On Saturday H and I had been intending to visit Kew Gardens, but the weather was vile so instead we went to the National Portrait Gallery. On the ground floor was an interesting exhibition on the lead-up to the Iraq war, and I noticed the following: a) it was Tony Blair who was gung-ho about war and he seemed to be convincing many other people, both in his party and abroad, that it was worthwhile to attack = so much for democracy b) there were very few women in the pictures, and if there were women they were usually on the edge of the clusters of people c) all the decisions were made in opulent offices, which couldn’t be any further removed from the debris and squalor of Baghdad.
Then H and I went upstairs and came across a picture of George V and his family, which I had though was the Tsar and Princess Alexandra. ‘Ah well, they were all interrelated anyway,’ we said to one another. Then we tried to figure out the lineage of the royals, failed hopelessly, and moved onto the Modernism section. This I was very impressed with, not least because I saw lots of famous works (incl. the bust of V Woolf and paintings by Vanessa Bell), and a group of photos of women writers. After that I was hungry and wanted another coffee, so we crossed the road to St-Martin’s, as H had been told about a café run by homeless people that was there, and he wanted to have a look at it. I had initially wrinkled up my nose at this, but after being told off by H (‘Don’t be such a snob; we’re going and that’s that’) I resigned myself to it. However the café appeared to be closed during the renovations of the church, so we went on, though not before examining a disturbing statue of baby Jesus immersed in a square slab of stone, the umbilical cord still attached to his stomach.
We walked on to find the Temple Church, stopping by the courtyard of the Courtauld, which H hadn’t seen before. He played around with his new camera while I sat on one of the chairs in the sun and, being exhausted, envied the sprightly little sprogs running in and out of the fountains, then dozed off.

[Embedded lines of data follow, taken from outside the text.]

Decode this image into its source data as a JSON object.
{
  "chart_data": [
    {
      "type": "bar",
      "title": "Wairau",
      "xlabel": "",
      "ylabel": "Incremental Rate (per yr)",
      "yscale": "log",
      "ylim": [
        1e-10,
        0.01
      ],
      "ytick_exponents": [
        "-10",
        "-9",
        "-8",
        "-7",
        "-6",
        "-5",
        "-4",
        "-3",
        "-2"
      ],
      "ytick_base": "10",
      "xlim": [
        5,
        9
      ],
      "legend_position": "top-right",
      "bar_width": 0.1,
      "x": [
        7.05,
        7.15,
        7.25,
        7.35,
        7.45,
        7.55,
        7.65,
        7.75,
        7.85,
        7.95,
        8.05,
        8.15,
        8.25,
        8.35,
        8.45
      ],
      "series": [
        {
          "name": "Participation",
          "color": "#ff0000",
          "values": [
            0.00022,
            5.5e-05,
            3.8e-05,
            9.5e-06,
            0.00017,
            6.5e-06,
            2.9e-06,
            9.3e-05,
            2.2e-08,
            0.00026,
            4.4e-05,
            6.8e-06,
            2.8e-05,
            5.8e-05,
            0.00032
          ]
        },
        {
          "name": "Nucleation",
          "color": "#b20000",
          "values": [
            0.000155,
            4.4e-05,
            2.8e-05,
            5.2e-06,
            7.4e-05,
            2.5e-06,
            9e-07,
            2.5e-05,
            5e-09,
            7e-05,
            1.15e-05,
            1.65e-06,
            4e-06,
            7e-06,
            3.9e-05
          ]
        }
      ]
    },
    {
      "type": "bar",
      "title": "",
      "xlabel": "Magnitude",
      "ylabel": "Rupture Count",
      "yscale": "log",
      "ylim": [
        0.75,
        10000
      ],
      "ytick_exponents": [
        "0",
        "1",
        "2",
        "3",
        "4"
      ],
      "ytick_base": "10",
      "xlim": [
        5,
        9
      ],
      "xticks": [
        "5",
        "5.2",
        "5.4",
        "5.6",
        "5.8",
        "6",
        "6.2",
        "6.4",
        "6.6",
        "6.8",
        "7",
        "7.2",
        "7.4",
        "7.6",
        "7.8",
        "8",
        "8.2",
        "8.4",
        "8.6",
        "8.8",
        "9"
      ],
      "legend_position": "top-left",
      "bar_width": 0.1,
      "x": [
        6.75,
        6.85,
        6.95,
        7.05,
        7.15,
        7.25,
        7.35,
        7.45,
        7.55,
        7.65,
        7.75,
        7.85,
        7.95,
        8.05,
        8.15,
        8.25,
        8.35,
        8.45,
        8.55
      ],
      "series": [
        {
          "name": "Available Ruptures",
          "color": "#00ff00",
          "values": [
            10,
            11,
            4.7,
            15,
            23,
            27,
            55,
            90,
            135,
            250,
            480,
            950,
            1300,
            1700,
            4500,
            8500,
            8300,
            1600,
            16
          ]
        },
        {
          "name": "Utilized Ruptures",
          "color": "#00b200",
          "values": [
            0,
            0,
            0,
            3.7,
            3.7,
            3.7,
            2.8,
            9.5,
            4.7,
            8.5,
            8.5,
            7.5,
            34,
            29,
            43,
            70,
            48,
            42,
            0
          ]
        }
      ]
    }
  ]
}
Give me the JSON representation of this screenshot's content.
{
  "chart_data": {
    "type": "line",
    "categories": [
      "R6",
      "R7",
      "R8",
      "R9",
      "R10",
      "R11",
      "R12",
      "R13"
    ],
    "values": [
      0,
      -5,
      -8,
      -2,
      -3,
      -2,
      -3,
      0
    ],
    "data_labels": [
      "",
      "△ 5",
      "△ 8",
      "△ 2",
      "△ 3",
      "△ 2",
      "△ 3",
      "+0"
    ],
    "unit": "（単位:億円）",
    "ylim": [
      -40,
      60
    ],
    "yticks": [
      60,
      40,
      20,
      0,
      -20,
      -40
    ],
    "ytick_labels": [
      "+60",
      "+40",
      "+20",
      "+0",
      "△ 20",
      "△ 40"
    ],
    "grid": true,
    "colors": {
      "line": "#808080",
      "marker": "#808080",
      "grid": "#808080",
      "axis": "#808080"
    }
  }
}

Eventually we came to the doors of the church on Fleet Street and were told by a sign that it was only open for two hours on that day, and to go around the back to get to it. The surrounding buildings reeked of money and law, but I wasn’t that impressed by the church, and I was knackered, so I went home and H went off to walk along the river.
On Sunday I woke late after a night of insomnia, then accompanied H to Columbia Road because I badly needed exercise. Never again will I go to that place at 2 in the afternoon. It was swarming with humanity, unbearably crowded with people trying to get a bargain, there was too much shouting and a rude woman knocked over the rhododendron I’d placed on the ground while waiting for H and didn’t apologise, and I hated London all over again. I’m not allowed to complain anymore though. H says I’m allowed to say 5 bad things a day and after that I have to censor myself. In the afternoon I worked on a short story about grass.
The following morning I went for a run (my wonderful physiotherapist has largely fixed my knee, bless him) and continued my short story about grass. Then H and I caught the bus to the Barbican to meet G and have a look at the conservatory. It wasn’t as ornate or exotic as the conservatory at Kew, although it was larger and housed a selection of wildlife, namely some turtles, some very weighty carp and some birds huddled in a cage, puffed up against the cold, ‘tropical’ air.
We had lunch outside, where the wind blew over one of the umbrellas shading the tables, knocked it inside out and sent a smaller umbrella flying into one of the ponds. The Asian boy to whom it belonged decided it couldn’t be retrieved, though H later fished it out with his own umbrella, dried it out and took it home (Father’s sense of thrift is evidently present in him, to some degree). We ambled on to the Museum of London and my eyes watered from pollen drifting from the surrounding trees. The Museum was pretty boring. It was mostly filled with bits of flint and brick, although it had a good 3D simulation of what London was like before it was filled with people, and also an interesting exhibition on the Great Fire of 1666. There was a video showing in a small room and, to my amazement, it had a loop system installed, and it actually worked. After that were exhibitions with more brick so we gave up and went home.
Oh, I forgot to mention the cacti garden in the conservatory, which had me in raptures. It was full of hanging baskets of cacti that spilled over the edges and burst out with red and pink flowers. I love cacti – I like their weird shapes and their unfriendliness – but H refuses to buy them because they don’t grow fast enough or provide enough variety.
In a similar vein, by the end of the weekend H was sick of me and wanted people around for dinner to liven up his life. We got our cousin A over and H made a meatloaf which, while it looked spectacular, didn’t taste so brilliant. My cinnamon teacake, on the other hand, tasted fantastic but didn’t look so hot, as it fell apart when I tried to get it out of the cake tin because I hadn't put in enough flour. Oh for a decent set of measuring cups and something better than a wooden spoon for stirring, the £10 beater purchased on Boxing Day from the Muslim man down the road having failed utterly in its primary task, by blowing up whilst beating butter and sugar.